For a start, this won’t be the first time America has threatened to cut aid to Pakistan. In fact, there are at least two occasions in the past when it actually did but that failed to alter Islamabad’s behaviour.
American aid first picked up in the mid-1950s, after Pakistan joined US-led military alliances, touching $3 billion in 1963 and then fell to virtually zero in 1980, in the wake of American concerns about Islamabad’s nuclear weapons programme. However, Pakistan’s nuclear ambitions did not change and this was, therefore, the first time an aid cut didn’t work.
The Soviet invasion of Afghanistan changed everything and US aid was restored. It was virtually one billion right through the ’80s. But in the 1990s, after the Soviet retreat from Afghanistan and George Bush the elder’s refusal to certify Pakistan did not possess nuclear weapons, American aid collapsed. But, again, Pakistani behaviour was unaffected.
Once again, 9/11 altered everything. Since then Pakistan has received more than $30 billion. But are things likely to be different this time?
No and for one simple reason. America’s Afghanistan involvement reinforces US dependence on Pakistan for its supply lines. As American troop levels in Afghanistan surge Pakistan’s leverage over Washington will simultaneously grow. In these circumstances it’s hard to see Trump cut US aid.
However, for argument’s sake, let’s suppose Trump is determined to act. In that event how much will a reduction in US aid affect Pakistan? Last year remittances from Pakistani expatriate workers totalled $19.8 billion. In comparison, the well-informed Congressional Research Service estimates that US aid amounted to $1.098 billion.

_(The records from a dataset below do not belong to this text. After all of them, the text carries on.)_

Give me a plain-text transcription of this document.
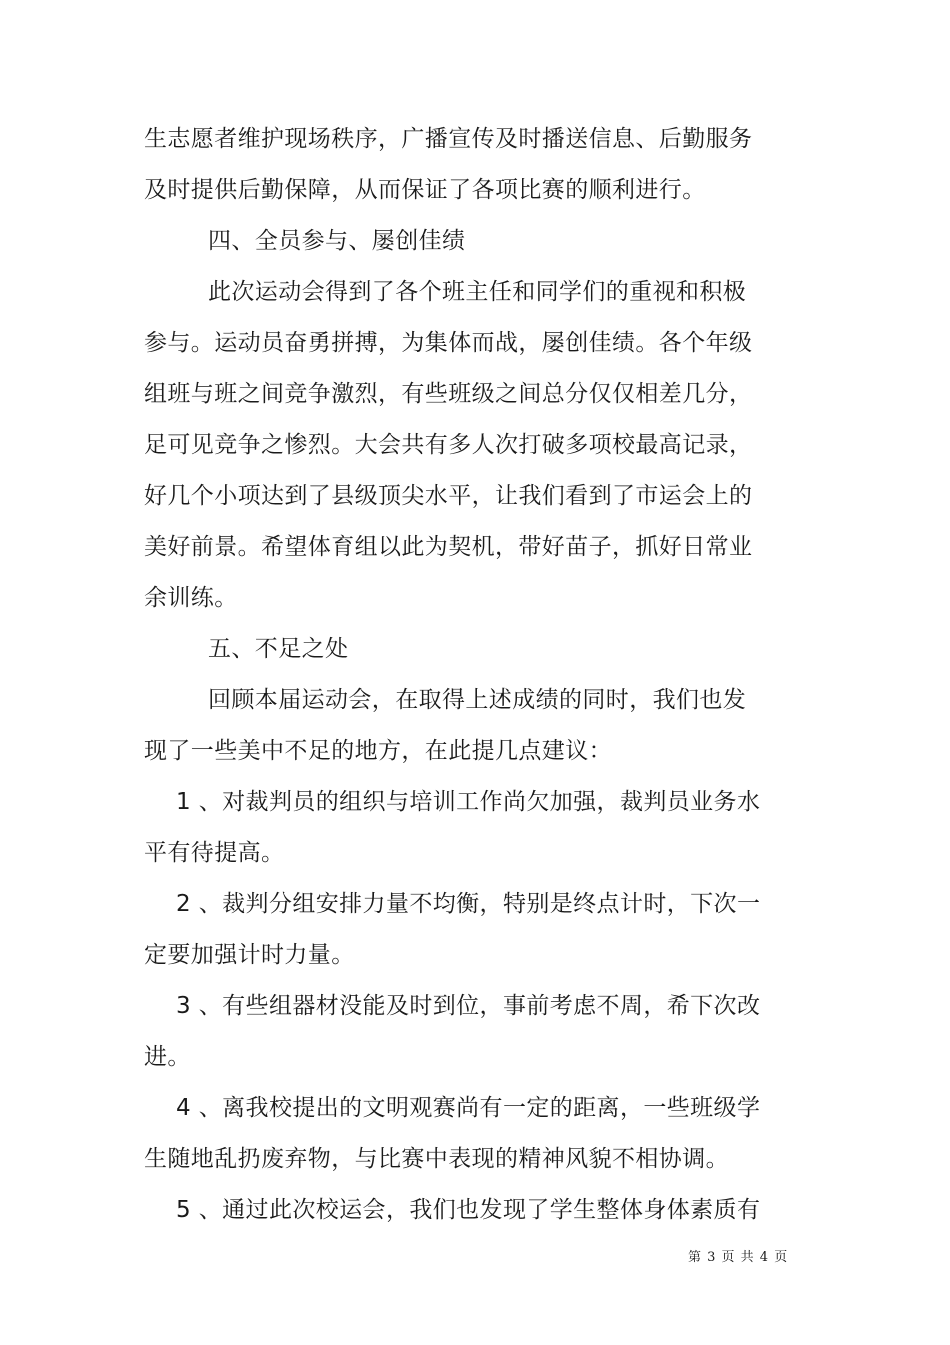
生志愿者维护现场秩序，广播宣传及时播送信息、后勤服务
及时提供后勤保障，从而保证了各项比赛的顺利进行。
四、全员参与、屡创佳绩
此次运动会得到了各个班主任和同学们的重视和积极
参与。运动员奋勇拼搏，为集体而战，屡创佳绩。各个年级
组班与班之间竞争激烈，有些班级之间总分仅仅相差几分，
足可见竞争之惨烈。大会共有多人次打破多项校最高记录，
好几个小项达到了县级顶尖水平，让我们看到了市运会上的
美好前景。希望体育组以此为契机，带好苗子，抓好日常业
余训练。
五、不足之处
回顾本届运动会，在取得上述成绩的同时，我们也发
现了一些美中不足的地方，在此提几点建议：
1 、对裁判员的组织与培训工作尚欠加强，裁判员业务水
平有待提高。
2 、裁判分组安排力量不均衡，特别是终点计时，下次一
定要加强计时力量。
3 、有些组器材没能及时到位，事前考虑不周，希下次改
进。
4 、离我校提出的文明观赛尚有一定的距离，一些班级学
生随地乱扔废弃物，与比赛中表现的精神风貌不相协调。
5 、通过此次校运会，我们也发现了学生整体身体素质有
第 3 页 共 4 页
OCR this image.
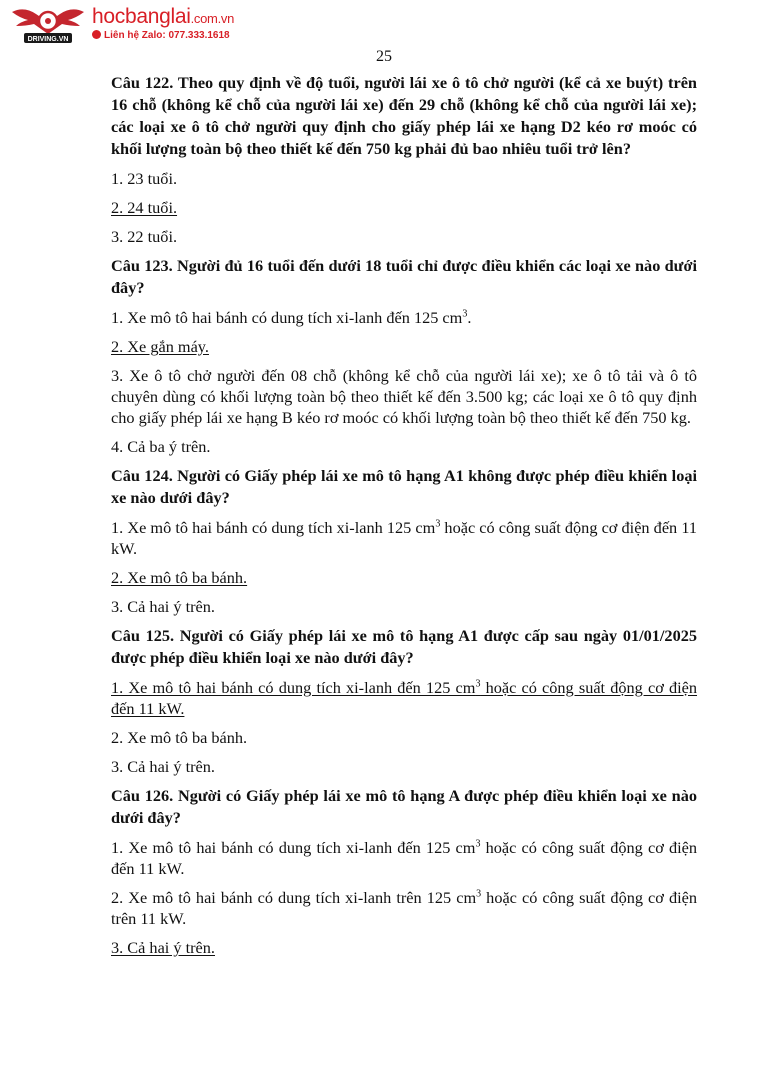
DRIVING.VN
hocbanglai.com.vn
Liên hệ Zalo: 077.333.1618
25

Câu 122. Theo quy định về độ tuổi, người lái xe ô tô chở người (kể cả xe buýt) trên 16 chỗ (không kể chỗ của người lái xe) đến 29 chỗ (không kể chỗ của người lái xe); các loại xe ô tô chở người quy định cho giấy phép lái xe hạng D2 kéo rơ moóc có khối lượng toàn bộ theo thiết kế đến 750 kg phải đủ bao nhiêu tuổi trở lên?

1. 23 tuổi.

2. 24 tuổi.

3. 22 tuổi.

Câu 123. Người đủ 16 tuổi đến dưới 18 tuổi chỉ được điều khiển các loại xe nào dưới đây?

1. Xe mô tô hai bánh có dung tích xi-lanh đến 125 $cm^3$.

2. Xe gắn máy.

3. Xe ô tô chở người đến 08 chỗ (không kể chỗ của người lái xe); xe ô tô tải và ô tô chuyên dùng có khối lượng toàn bộ theo thiết kế đến 3.500 kg; các loại xe ô tô quy định cho giấy phép lái xe hạng B kéo rơ moóc có khối lượng toàn bộ theo thiết kế đến 750 kg.

4. Cả ba ý trên.

Câu 124. Người có Giấy phép lái xe mô tô hạng A1 không được phép điều khiển loại xe nào dưới đây?

1. Xe mô tô hai bánh có dung tích xi-lanh 125 $cm^3$ hoặc có công suất động cơ điện đến 11 kW.

2. Xe mô tô ba bánh.

3. Cả hai ý trên.

Câu 125. Người có Giấy phép lái xe mô tô hạng A1 được cấp sau ngày 01/01/2025 được phép điều khiển loại xe nào dưới đây?

1. Xe mô tô hai bánh có dung tích xi-lanh đến 125 $cm^3$ hoặc có công suất động cơ điện đến 11 kW.

2. Xe mô tô ba bánh.

3. Cả hai ý trên.

Câu 126. Người có Giấy phép lái xe mô tô hạng A được phép điều khiển loại xe nào dưới đây?

1. Xe mô tô hai bánh có dung tích xi-lanh đến 125 $cm^3$ hoặc có công suất động cơ điện đến 11 kW.

2. Xe mô tô hai bánh có dung tích xi-lanh trên 125 $cm^3$ hoặc có công suất động cơ điện trên 11 kW.

3. Cả hai ý trên.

No wonder Pakistan’s army chief, General Qamar Javed Bajwa, responded dismissively to the possibility that Trump could cut financial support. “We are not looking for any material or financial assistance from the USA,” he said. Indeed, it’s quite possible his country could carry on comfortably without it.
The same is also increasingly true of the arms and weaponry Pakistan acquires from America. No doubt the United States has supplied F16 fighter planes, P3 Orion aircraft and AH-IF Cobra helicopters but, increasingly, a preponderant proportion of Pakistani arms are Chinese made. The Stockholm International Peace Research Institute believes that nearly 70 per cent of its military supplies between 2012 and 2016 came from China. Once again, US leverage has diminished.
America, of course, has enormous kinetic power which it could unleash. Washington could directly target jihadi bases by using its drones or, even, some repeat of the strategy to take out Osama bin Laden. But this would infuriate the Pakistani army and inflame public opinion. That’s why it’s unlikely to happen while US involvement in Afghanistan is dependent upon Pakistani supply-lines.
Finally, Trump had nothing specific to say about Pakistani terror groups, like the Lashkar and Jaish, which target India. At best, they were covered generically. If he is serious about reforming this prodigal ally we should also question his silence on this front.